Time spent in day care doesn’t link to problems for older children — at least, not when that day-care time is separated from the socio-political context in which the care is provided. A team of researchers from Norway, Harvard and Boston College, examining the varied research that sporadically associates an increase in hours in day care with increased behavioral problems, noted that the work was all based on child-care studies done in the United States. And the United States, they argue, is a lousy place to study the impact of early child care on children.
Most parents will remember the headlines from the last round of the “Does day care harm children?” battle here in the United States: “Does Day Care Make Kids Behave Badly? Study Says Yes” (ABC). “Child Care Leads to More Behavior Problems” (Fox). “Day-Care Kids Have Problems Later in Life” (NBC). “Poor Behavior Is Linked to Time in Day Care” (The New York Times). “Bad Mommies” (Slate).
All that (and more) from a single, small finding, published in 2007, based on a study of 1,300 U.S. children from 4½ years old through the end of sixth grade.
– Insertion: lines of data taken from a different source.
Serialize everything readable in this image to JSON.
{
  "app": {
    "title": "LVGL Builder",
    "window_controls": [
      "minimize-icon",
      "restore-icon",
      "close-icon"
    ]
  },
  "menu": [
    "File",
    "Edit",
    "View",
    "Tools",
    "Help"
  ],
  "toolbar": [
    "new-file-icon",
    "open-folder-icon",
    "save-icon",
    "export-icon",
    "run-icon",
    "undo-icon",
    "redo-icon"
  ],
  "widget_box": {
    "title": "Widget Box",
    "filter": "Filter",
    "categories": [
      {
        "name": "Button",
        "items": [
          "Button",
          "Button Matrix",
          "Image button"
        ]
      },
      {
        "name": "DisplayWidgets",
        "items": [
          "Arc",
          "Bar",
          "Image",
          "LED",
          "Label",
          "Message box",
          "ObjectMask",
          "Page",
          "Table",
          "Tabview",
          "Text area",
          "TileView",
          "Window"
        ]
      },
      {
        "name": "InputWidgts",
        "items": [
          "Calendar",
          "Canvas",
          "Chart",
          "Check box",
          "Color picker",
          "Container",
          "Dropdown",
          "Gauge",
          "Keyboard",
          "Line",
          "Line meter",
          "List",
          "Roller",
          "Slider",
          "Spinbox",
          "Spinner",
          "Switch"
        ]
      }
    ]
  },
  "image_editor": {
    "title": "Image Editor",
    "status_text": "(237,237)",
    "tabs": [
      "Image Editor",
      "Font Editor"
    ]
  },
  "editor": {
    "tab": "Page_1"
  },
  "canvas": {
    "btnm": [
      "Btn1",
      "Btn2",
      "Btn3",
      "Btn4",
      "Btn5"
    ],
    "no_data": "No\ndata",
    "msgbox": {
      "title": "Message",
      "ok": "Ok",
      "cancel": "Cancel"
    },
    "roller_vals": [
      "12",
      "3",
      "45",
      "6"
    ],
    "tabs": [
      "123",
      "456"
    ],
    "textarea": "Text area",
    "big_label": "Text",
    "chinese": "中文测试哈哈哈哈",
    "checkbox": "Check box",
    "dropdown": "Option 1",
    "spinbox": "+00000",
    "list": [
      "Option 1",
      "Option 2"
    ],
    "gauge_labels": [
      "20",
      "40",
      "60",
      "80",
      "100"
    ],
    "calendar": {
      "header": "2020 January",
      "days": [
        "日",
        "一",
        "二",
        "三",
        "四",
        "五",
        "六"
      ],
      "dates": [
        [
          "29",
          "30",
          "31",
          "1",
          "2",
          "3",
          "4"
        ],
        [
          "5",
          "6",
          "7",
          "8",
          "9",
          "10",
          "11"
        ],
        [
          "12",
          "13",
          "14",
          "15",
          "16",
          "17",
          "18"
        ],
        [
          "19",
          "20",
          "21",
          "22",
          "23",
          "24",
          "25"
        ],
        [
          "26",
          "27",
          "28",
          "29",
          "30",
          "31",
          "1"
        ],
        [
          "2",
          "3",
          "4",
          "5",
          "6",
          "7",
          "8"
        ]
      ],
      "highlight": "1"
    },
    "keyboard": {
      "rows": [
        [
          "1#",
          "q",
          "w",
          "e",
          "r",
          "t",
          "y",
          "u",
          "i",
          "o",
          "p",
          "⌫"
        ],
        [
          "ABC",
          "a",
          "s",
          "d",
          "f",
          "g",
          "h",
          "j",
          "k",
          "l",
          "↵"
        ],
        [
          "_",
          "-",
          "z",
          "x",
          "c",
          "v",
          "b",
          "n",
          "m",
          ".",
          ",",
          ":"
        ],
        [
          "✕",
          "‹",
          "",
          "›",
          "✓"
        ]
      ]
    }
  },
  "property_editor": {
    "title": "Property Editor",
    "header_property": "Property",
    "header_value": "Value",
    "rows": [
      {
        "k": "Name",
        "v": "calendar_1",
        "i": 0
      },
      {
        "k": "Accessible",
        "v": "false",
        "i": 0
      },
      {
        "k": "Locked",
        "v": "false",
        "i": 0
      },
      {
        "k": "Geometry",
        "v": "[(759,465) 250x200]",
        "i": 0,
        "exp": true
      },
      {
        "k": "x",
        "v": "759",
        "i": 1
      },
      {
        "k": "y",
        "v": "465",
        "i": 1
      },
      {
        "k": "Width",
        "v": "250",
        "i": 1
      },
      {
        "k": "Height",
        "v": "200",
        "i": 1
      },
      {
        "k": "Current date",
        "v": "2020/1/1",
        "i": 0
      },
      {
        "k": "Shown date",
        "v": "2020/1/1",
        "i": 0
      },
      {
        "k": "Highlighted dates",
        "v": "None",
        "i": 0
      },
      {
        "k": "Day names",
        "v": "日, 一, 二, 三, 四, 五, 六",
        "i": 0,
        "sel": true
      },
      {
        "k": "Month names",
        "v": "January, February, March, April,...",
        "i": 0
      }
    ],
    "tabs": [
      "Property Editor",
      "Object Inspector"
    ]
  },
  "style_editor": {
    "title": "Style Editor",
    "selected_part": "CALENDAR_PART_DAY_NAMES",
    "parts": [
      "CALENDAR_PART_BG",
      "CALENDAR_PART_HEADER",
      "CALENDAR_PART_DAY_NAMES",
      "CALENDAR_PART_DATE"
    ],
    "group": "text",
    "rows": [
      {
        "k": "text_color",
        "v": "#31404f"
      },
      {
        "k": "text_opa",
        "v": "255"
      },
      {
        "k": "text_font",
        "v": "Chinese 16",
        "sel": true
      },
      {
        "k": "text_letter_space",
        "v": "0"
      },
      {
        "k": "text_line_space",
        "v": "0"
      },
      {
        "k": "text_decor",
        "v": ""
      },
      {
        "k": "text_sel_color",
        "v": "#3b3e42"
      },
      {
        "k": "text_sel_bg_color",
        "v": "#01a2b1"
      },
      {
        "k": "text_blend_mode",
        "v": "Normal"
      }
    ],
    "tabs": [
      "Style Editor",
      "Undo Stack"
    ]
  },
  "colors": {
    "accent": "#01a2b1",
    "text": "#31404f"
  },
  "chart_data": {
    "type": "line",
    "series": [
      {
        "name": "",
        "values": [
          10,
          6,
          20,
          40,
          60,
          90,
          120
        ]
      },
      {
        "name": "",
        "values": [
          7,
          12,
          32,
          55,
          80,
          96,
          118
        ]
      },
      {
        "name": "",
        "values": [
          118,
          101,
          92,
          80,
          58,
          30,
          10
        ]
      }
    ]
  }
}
Among those children, researchers found that those who spent a year or more in day care while of preschool age were slightly more likely to become disruptive in class during elementary school.
That this study set off yet another salvo in the debate over working parents said very little about the research, and far more about the world into which that research dropped. What that headline flurry really revealed was that we, as a society, still considered “whether working parents are good for kids” a topic worthy of arguing about.
While I’m accustomed to using the words “working parents” here, the debate, of course, centered around mothers. No one questions whether fathers should work. No one questions whether moms “should” work anymore, either — instead, we fall back on questioning whether all those various forms of child care are really “good” for children, the universally recognized code for raising that politically incorrect issue.
That debate has advanced since 2007, but not far enough to institutionalize any change. Mr. Mom may be dead, but when it comes to taking the heat for sending the children to day care, the burden still falls on the — married or single, rich or poor — mom. Even the U.S. Census Bureau considers the mother the “designated parent,” charged with caring for the children; when fathers stay home, that’s (infuriatingly for parents of both sexes) “child care.”
It’s the fact of the debate, rather than the fact of the day care, that the research team I described above, authors of a more recent study, suggest is primarily responsible for any association between unruly behavior and time spent in day care. In Norway, where day care is subsidized, of a reasonably consistent quality, and an expected part of childhood (in 2009, 79 percent of all 1- to 2-year-olds, and 97 percent of all 3- to 5-year-olds attended publicly subsidized center care there), researchers found little evidence that more time in day care could be associated with “externalizing problems” like defiance and restlessness, in 3-year-olds (a result they hope to confirm in older children).
In other words, when all the energy that goes into debating the merits of day care is put, instead, into ensuring that day care is of a high quality and available to everyone, then any association between time spent in that care and poor behavior essentially disappears. “Whereas child care in U.S. policy is generally treated as an unintended or unfortunate consequence of workforce participation among women,” the researchers wrote, “child care in the Norwegian corporatist economy is part of a broader family policy to promote maternal workforce participation and employment rights … as well as universal access to high-quality environments for learning and development beginning in the second year of life.”
That’s consistent with the U.S. research as well. In 2007, Slate’s Emily Bazelon contacted the author of that much-publicized earlier study, and asked her to examine the quality of care received by the children who spent more time in day care, and who had a higher-than-average incidence of bad behavior. “The kids with more reported behavior problems in elementary school were the ones who spent three or four years in day care and whose care was, on average, of lower quality.”
If, when day care is consistently high quality and embraced by a society, the (already small) negative impact of time spent in that care is erased, then it’s hard to argue that it’s the fact of the day care itself that causes the problem. But “Socio-political Context of Upbringing Linked to Unruly Behavior in Some Children” makes for an unwieldy headline, and an obvious one. There are a whole lot of factors that play into being a child who enters low-quality day care at a very young age, and stays there. But none of them get people as worked up as “day-care kids have problems.”
Which may be why this latest research study — the one showing that day-care kids are doing just fine — hasn’t grabbed any major headlines at all.